Inside the house was a man, Adrian Roybal, whom Savinsky said was her nephew. However, he was identified by the other man as Savinsky’s boyfriend, he wrote.
She claimed she was home all day and deputies then arrested her and took her to the sheriff’s office, he wrote.
There, she told deputies her boyfriend took off with her car the previous night and she hides her keys from him.
She wouldn’t answer questions about why there were footprints from the car to the house and why her “nephew” was identified as her boyfriend by another witness, he wrote.

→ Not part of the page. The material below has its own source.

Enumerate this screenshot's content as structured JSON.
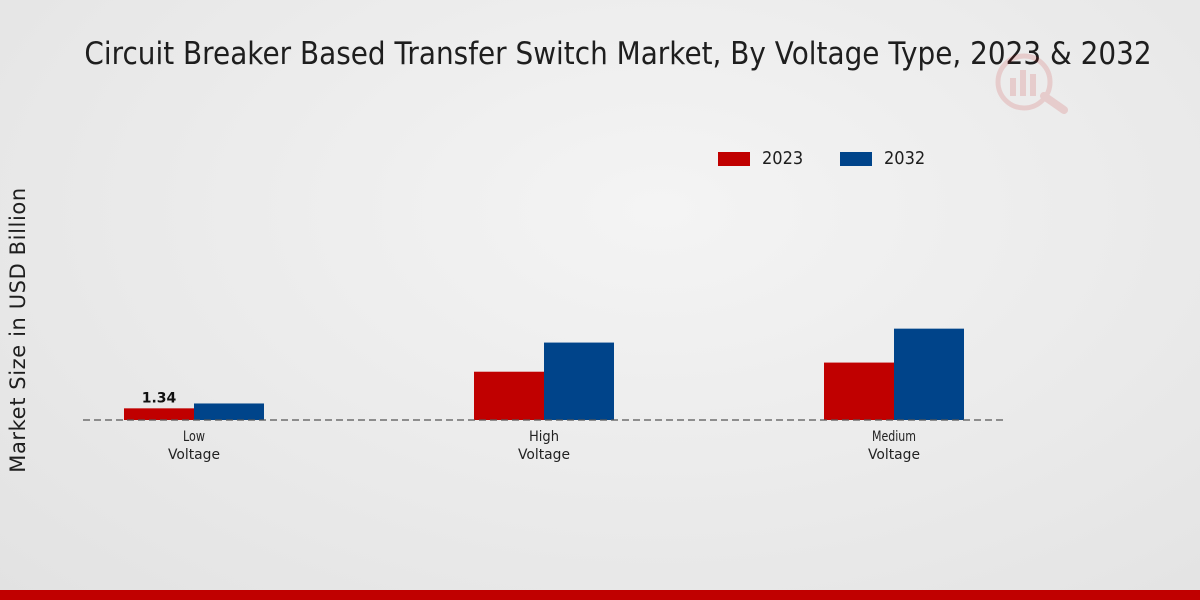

“I asked Michele why witness statements state that they saw a female matching her description striking Ysabelle with her vehicle and flee the scene of the collision,” he wrote. “Michele stated she was not driving.”
Villicana wrote that he pulled her over on March 25, just a few weeks before the crash, and her car didn’t have the damage it did after the crash and asked why her car was newly damaged.
“(She) could not provide an answer,” he wrote.
Villicana also wrote he asked her why the car seat was set to nearly the steering wheel, for a short person like herself, and not a taller person like her described boyfriend whom she alleged took her car.
“Michele ultimately stated that she is the only one who drives her Acura,” he wrote.
A danger?
Villicana filed the charges the same day he arrested Savinsky and the following day, prosecutor Kent Wahlquist asked for her first appearance to be continued so prosecutors could decide if they were going to file to have her held without bail as a danger to the community.
On Monday, Wahlquist filed the motion to have Savinsky detained without bail and estimated it would take four hours for a combined preliminary and dangerousness hearing.
He wrote that the weight of evidence against her is strong and that “including the nature of this incident and the Defendant’s criminal history, it is clear that the Defendant will not comply with Court orders and will commit new offenses,” he wrote.
As evidence, he submitted the criminal complaint and a printout of her criminal history.
He did not, however, give any specifics in what makes her a danger to the community, aside from what she was charged with and her past offenses.
Savinsky has a record of traffic infractions, including the March ticket Villicana wrote for failure to maintain a lane (arraignment set for May), no seatbelts in 2023 (dismissed), speeding 16-20 mph over in 2019 (no contest plea), speeding 16-20 over again in 2018 (dismissed) and careless driving in 2018 (no contest plea).
In 2010, she pleaded guilty to first-offense drunk driving, according to online court dockets.